The second in a series looking at U.S. life and culture through its idioms. View previous entries.
Dodged the bullet (or dodged a bullet) – Got lucky, avoided a bad outcome
I remember being horrified by the 2004 tsunami in Indonesia, empathizing with the Louisiana inhabitants in Katrina’s aftermath, and being shocked by the images out of Haiti after the devastating earthquake back in 2010. All that destruction really hit me, but it was always far away – happening to someone else.
That changed over the past few days, when Hurricane Sandy approached the very place where I live now in central Pennsylvania.
At first I just thought it would be a bad storm, but then I started to hear that the people around me were taking serious precautions: stocking up on non-perishables and water, finding the safest place of their house, preparing to stay off the streets. When I caught up with the news, it was scary to hear what was heading our way; there were road restrictions, transportation shut-downs, evacuations. Even classes were cancelled at Susquehanna.
I spent Monday just curled up on my couch in front of the TV, away from windows, trying to comfort myself with my favorite tea and a slice of homemade banana bread. As the banging against my windows got steadily worse, I went to bed (putting my mattress on the floor, as far away from the window as I could), hoping to make it safe to the next morning.
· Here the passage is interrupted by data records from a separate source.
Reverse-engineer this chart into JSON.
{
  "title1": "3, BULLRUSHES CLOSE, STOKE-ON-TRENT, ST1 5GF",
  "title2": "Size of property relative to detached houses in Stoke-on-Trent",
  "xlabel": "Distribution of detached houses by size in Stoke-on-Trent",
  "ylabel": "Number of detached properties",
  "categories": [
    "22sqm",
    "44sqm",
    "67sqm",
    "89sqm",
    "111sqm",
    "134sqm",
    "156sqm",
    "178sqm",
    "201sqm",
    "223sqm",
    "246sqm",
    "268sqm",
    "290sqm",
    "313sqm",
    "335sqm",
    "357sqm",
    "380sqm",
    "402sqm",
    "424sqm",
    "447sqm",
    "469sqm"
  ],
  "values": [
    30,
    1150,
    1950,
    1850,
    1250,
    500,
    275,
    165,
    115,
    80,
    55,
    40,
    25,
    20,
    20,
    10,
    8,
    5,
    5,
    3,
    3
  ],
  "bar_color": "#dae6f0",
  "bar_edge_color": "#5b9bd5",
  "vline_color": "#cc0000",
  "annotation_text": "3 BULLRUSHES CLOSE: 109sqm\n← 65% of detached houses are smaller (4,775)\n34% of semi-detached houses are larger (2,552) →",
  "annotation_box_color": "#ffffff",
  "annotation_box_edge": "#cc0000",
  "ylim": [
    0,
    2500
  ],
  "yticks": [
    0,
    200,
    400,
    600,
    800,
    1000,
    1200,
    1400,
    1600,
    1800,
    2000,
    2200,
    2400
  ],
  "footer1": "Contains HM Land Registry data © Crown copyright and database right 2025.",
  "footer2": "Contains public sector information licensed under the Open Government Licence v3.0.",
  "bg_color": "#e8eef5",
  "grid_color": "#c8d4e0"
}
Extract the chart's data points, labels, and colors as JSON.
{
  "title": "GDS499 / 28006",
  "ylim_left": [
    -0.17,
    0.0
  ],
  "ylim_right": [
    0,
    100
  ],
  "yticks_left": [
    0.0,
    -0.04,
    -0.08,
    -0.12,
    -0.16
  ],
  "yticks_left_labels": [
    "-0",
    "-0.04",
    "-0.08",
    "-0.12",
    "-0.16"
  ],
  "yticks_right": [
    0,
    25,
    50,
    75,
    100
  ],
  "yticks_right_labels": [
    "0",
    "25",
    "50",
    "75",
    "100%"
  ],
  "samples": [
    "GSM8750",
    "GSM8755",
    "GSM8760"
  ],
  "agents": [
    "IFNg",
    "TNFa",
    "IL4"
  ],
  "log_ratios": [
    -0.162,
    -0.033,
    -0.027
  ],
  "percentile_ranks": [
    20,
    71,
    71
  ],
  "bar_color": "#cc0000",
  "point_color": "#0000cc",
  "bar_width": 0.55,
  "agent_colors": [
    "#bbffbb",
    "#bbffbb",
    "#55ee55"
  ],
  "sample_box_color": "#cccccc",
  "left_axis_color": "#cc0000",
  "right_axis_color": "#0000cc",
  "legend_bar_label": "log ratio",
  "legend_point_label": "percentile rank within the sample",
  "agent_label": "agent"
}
I woke up Tuesday morning, completely safe and sound. Here in Selinsgrove and other areas of Pennsylvania, we are very fortunate to be able to say that we dodged the bullet. This is how a friend described to me how lucky he was that he’d been able to avoid the damage.
Unfortunately, many people were not as lucky. When I watched the news, I saw places I had just visited a couple of weeks ago underwater and crumbling. I listened to my students struggle because their families had been evacuated or because they hadn’t even been able to contact them after the storm.
I really hope my students, their families and all the people who were affected can soon recover from this tragic event. By coming together and giving our best in our communities, we can help overcome a situation as tough as this one.